The state capital has itself been attacked several times by Boko Haram. The Islamic sect believes politics in northern Nigeria have been seized by a group of corrupt, false Muslims.
It wants to wage war against them, and the Federal Republic of Nigeria generally, to create a "pure" Islamic state ruled by sharia law.
Earlier this month, nine polio vaccinators were shot dead at two health centres in northern Nigeria.
Some Nigerian Muslim leaders have previously opposed polio vaccinations, claiming they cause infertility.

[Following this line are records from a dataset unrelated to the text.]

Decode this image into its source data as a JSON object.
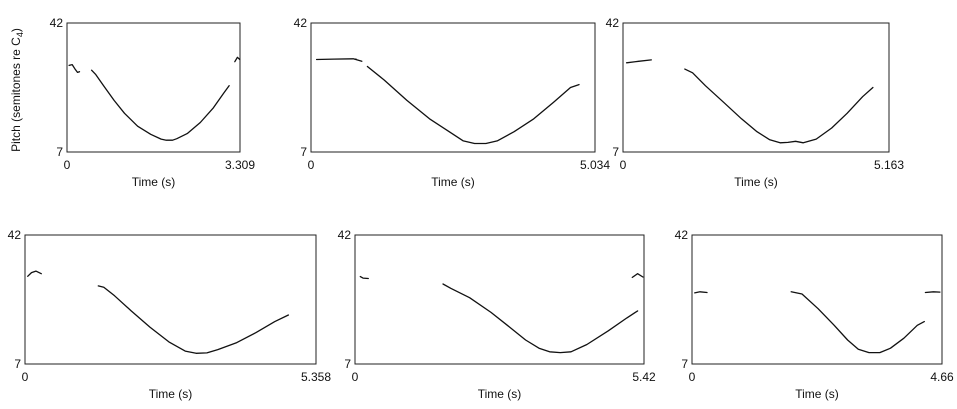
{
  "figure": {
    "ylabel": "Pitch (semitones re C",
    "ylabel_sub": "4",
    "ylabel_tail": ")"
  },
  "chart_data": [
    {
      "type": "line",
      "xlabel": "Time (s)",
      "xlim": [
        0,
        3.309
      ],
      "ylim": [
        7,
        42
      ],
      "x_ticks": [
        "0",
        "3.309"
      ],
      "y_ticks": [
        "7",
        "42"
      ],
      "series": [
        {
          "points": [
            [
              0.04,
              30.5
            ],
            [
              0.1,
              30.7
            ],
            [
              0.15,
              29.6
            ],
            [
              0.2,
              28.6
            ],
            [
              0.24,
              28.8
            ]
          ]
        },
        {
          "points": [
            [
              0.47,
              29.2
            ],
            [
              0.55,
              28.0
            ],
            [
              0.7,
              25.0
            ],
            [
              0.9,
              21.0
            ],
            [
              1.1,
              17.5
            ],
            [
              1.35,
              14.0
            ],
            [
              1.6,
              11.8
            ],
            [
              1.8,
              10.5
            ],
            [
              1.9,
              10.2
            ],
            [
              2.02,
              10.2
            ],
            [
              2.1,
              10.6
            ],
            [
              2.3,
              12.0
            ],
            [
              2.55,
              15.0
            ],
            [
              2.8,
              19.0
            ],
            [
              3.0,
              23.0
            ],
            [
              3.1,
              25.0
            ]
          ]
        },
        {
          "points": [
            [
              3.21,
              31.5
            ],
            [
              3.26,
              32.7
            ],
            [
              3.305,
              32.1
            ]
          ]
        }
      ]
    },
    {
      "type": "line",
      "xlabel": "Time (s)",
      "xlim": [
        0,
        5.034
      ],
      "ylim": [
        7,
        42
      ],
      "x_ticks": [
        "0",
        "5.034"
      ],
      "y_ticks": [
        "7",
        "42"
      ],
      "series": [
        {
          "points": [
            [
              0.1,
              32.1
            ],
            [
              0.4,
              32.2
            ],
            [
              0.75,
              32.3
            ],
            [
              0.9,
              31.6
            ]
          ]
        },
        {
          "points": [
            [
              1.0,
              30.2
            ],
            [
              1.3,
              26.5
            ],
            [
              1.7,
              21.0
            ],
            [
              2.1,
              16.0
            ],
            [
              2.45,
              12.5
            ],
            [
              2.7,
              10.0
            ],
            [
              2.9,
              9.3
            ],
            [
              3.1,
              9.3
            ],
            [
              3.3,
              10.0
            ],
            [
              3.6,
              12.5
            ],
            [
              3.95,
              16.0
            ],
            [
              4.3,
              20.5
            ],
            [
              4.6,
              24.5
            ],
            [
              4.75,
              25.3
            ]
          ]
        },
        {
          "points": [
            [
              0.78,
              32.2
            ],
            [
              0.8,
              32.2
            ]
          ]
        }
      ]
    },
    {
      "type": "line",
      "xlabel": "Time (s)",
      "xlim": [
        0,
        5.163
      ],
      "ylim": [
        7,
        42
      ],
      "x_ticks": [
        "0",
        "5.163"
      ],
      "y_ticks": [
        "7",
        "42"
      ],
      "series": [
        {
          "points": [
            [
              0.07,
              31.2
            ],
            [
              0.3,
              31.6
            ],
            [
              0.55,
              32.0
            ]
          ]
        },
        {
          "points": [
            [
              1.2,
              29.5
            ],
            [
              1.35,
              28.5
            ],
            [
              1.6,
              25.0
            ],
            [
              1.95,
              20.5
            ],
            [
              2.3,
              16.0
            ],
            [
              2.6,
              12.5
            ],
            [
              2.85,
              10.3
            ],
            [
              3.05,
              9.5
            ],
            [
              3.2,
              9.6
            ],
            [
              3.35,
              9.9
            ],
            [
              3.5,
              9.5
            ],
            [
              3.75,
              10.5
            ],
            [
              4.05,
              13.5
            ],
            [
              4.35,
              17.5
            ],
            [
              4.65,
              22.0
            ],
            [
              4.85,
              24.5
            ]
          ]
        }
      ]
    },
    {
      "type": "line",
      "xlabel": "Time (s)",
      "xlim": [
        0,
        5.358
      ],
      "ylim": [
        7,
        42
      ],
      "x_ticks": [
        "0",
        "5.358"
      ],
      "y_ticks": [
        "7",
        "42"
      ],
      "series": [
        {
          "points": [
            [
              0.05,
              30.8
            ],
            [
              0.12,
              31.8
            ],
            [
              0.2,
              32.2
            ],
            [
              0.3,
              31.5
            ]
          ]
        },
        {
          "points": [
            [
              1.35,
              28.2
            ],
            [
              1.45,
              27.8
            ],
            [
              1.65,
              25.5
            ],
            [
              1.95,
              21.5
            ],
            [
              2.3,
              17.0
            ],
            [
              2.65,
              13.0
            ],
            [
              2.95,
              10.5
            ],
            [
              3.15,
              9.9
            ],
            [
              3.35,
              10.0
            ],
            [
              3.55,
              10.9
            ],
            [
              3.9,
              12.8
            ],
            [
              4.25,
              15.5
            ],
            [
              4.6,
              18.5
            ],
            [
              4.85,
              20.3
            ]
          ]
        }
      ]
    },
    {
      "type": "line",
      "xlabel": "Time (s)",
      "xlim": [
        0,
        5.42
      ],
      "ylim": [
        7,
        42
      ],
      "x_ticks": [
        "0",
        "5.42"
      ],
      "y_ticks": [
        "7",
        "42"
      ],
      "series": [
        {
          "points": [
            [
              0.1,
              30.7
            ],
            [
              0.15,
              30.3
            ],
            [
              0.25,
              30.2
            ]
          ]
        },
        {
          "points": [
            [
              1.65,
              28.7
            ],
            [
              1.8,
              27.5
            ],
            [
              2.15,
              25.0
            ],
            [
              2.55,
              21.0
            ],
            [
              2.9,
              17.0
            ],
            [
              3.2,
              13.5
            ],
            [
              3.45,
              11.3
            ],
            [
              3.65,
              10.3
            ],
            [
              3.85,
              10.1
            ],
            [
              4.05,
              10.3
            ],
            [
              4.35,
              12.3
            ],
            [
              4.75,
              16.0
            ],
            [
              5.1,
              19.5
            ],
            [
              5.3,
              21.4
            ]
          ]
        },
        {
          "points": [
            [
              5.2,
              30.5
            ],
            [
              5.3,
              31.5
            ],
            [
              5.4,
              30.6
            ]
          ]
        }
      ]
    },
    {
      "type": "line",
      "xlabel": "Time (s)",
      "xlim": [
        0,
        4.66
      ],
      "ylim": [
        7,
        42
      ],
      "x_ticks": [
        "0",
        "4.66"
      ],
      "y_ticks": [
        "7",
        "42"
      ],
      "series": [
        {
          "points": [
            [
              0.05,
              26.3
            ],
            [
              0.15,
              26.6
            ],
            [
              0.28,
              26.4
            ]
          ]
        },
        {
          "points": [
            [
              1.85,
              26.6
            ],
            [
              2.05,
              26.0
            ],
            [
              2.35,
              22.0
            ],
            [
              2.65,
              17.5
            ],
            [
              2.9,
              13.5
            ],
            [
              3.1,
              11.0
            ],
            [
              3.3,
              10.1
            ],
            [
              3.5,
              10.1
            ],
            [
              3.7,
              11.3
            ],
            [
              3.95,
              14.0
            ],
            [
              4.2,
              17.5
            ],
            [
              4.33,
              18.5
            ]
          ]
        },
        {
          "points": [
            [
              4.35,
              26.4
            ],
            [
              4.5,
              26.6
            ],
            [
              4.62,
              26.5
            ]
          ]
        }
      ]
    }
  ]
}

The BBC's security correspondent Gordon Corera says Boko Haram has emerged as one of the most prolific militant groups in West Africa, carrying out a large number of low-level attacks but also some more sophisticated attacks.
The sect is blamed for killing at least 729 people in 2012 alone, according to Associated Press.
Gunmen who authorities say have links to Boko Haram also kidnapped an Italian and a British man last year in northern Kebbi state. The gunmen were later killed during a rescue operation by Nigerian soldiers backed up by British special forces. The sect later denied taking part in the abduction.
Commercial activities in the northern trade hub of Kano are down 50 percent since 2010 because of the violence waged by Boko Haram, and government efforts to curb it, says the Kano traders' union.
"The north is losing heavily due to the violence. When you destabilise Kano, which is the commercial nerve centre of the north, you are threatening the socioeconomic well-being of the north," Nigeria's Information Minister Labaran Maku told reporters.
So far, no one has claimed responsibility for the attack.